Ground School 1.5 hours
POH familiarization
weight and balance calculation
plane checklists/walkaround, preparation
Initial Familiarization 1.0 hours (back seat)
commentated takeoffs + landings
backseat flight (fast, slow, maneouvering, canard stall)
Ground handling 2.0 hours
entry/exit
taxiing/ground maneouvering
moving plane on ground, fuelling
Taxi testing 1.0 hours

slow taxi
high-speed taxi (lifting nose after cutting power)
Pattern work 1.5 hours
takeoff (yes!!!)
pattern circulation
landings/touch and goes
pattern entry/exit
local maneouvering (as for
Initial Familiarization from front)
Stretching Out 2.5 hours
takeoff
fly to other airports (2 or 3)
pattern entry/touch and goes
return to home field
The naked EZ 1.5 hours
removal of cowlings, panels
wheel pants removal
preventitive maintenance items

This all worked rather well...I think that I only gave Jesse a couple of moments. The first was during high-speed taxi testing when I lifted the nose way too high (this is the Spam Can Overcontrol Tendency). The second one was when we were on final during initial pattern work and Jesse asked "what's your speed". I thought he said "watch your speed" so I responded "OK" twice before Jesse raised his voice to the point where I finally realized what he was really asking...

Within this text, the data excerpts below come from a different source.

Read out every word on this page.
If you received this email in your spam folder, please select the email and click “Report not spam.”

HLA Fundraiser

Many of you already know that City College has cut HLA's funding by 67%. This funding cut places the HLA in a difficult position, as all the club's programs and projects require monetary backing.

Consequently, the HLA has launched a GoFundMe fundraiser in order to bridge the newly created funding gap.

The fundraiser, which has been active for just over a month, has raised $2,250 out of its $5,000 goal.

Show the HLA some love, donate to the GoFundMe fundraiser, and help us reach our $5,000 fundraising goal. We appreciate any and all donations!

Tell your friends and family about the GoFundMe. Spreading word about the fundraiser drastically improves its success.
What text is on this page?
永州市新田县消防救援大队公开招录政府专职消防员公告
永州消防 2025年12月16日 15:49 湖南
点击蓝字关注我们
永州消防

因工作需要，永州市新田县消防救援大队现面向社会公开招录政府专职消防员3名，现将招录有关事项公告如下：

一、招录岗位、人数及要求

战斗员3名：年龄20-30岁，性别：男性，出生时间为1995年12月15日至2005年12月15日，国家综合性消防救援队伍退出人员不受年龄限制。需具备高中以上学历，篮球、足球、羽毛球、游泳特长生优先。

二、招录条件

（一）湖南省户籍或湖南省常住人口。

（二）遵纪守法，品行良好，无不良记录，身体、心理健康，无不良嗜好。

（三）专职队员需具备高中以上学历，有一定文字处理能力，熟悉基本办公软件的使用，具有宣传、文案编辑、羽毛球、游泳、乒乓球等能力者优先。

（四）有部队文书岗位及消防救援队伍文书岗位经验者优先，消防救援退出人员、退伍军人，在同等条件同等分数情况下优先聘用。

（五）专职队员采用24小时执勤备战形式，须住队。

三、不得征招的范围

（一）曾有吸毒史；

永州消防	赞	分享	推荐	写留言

The main difference that takes the most getting used to is landing. You cannot make full-stall landings in a Long-EZ, so landing is the application of a modified night landing; you set up an appropriate sink rate, bleed off speed down final and aim to touch down about 5-10 knots above canard stall speed. Oh, one thing you will learn...flaring like you're flying a Cessna usually results in an amusing nose-up drift down the runway, with no sign of an imminent touch-down, until the back seat commander suggests that a go-around might be good unless you want to land in the field next door...
I also obtained some excellent off-field maintenance training when the left
side brake failed while on a cross country flight leaving Marco Island. When I started up and went to taxi off, there was no left brake whatsoever, and I ended up performing a right 360 on the ramp back to exactly the spot the aircraft had been parked. The O-ring had failed on the brake caliper - no big deal in terms of repair effort. However, Murphy's Law was operative - this happened on a holiday weekend when the airport FBO had no crew to speak of. We ended up renting a car, driving back to Tampa and driving back to Marco Island the following day to fix the problem after retreiving the appropriate tools and supplies. The local NAPA happened to have the correct O-ring for the brake caliper and after only a few hours, we were winging our way back to Tampa, only a little the worse for the wear.
If you don't have much experience with the maintainance side of aviation, I
highly recommend you get some experience with the aircraft early on in the
process. Experimentals will malfunction and occasionally break, and certified mechanics will sometimes not be helpful due to liability and other concerns.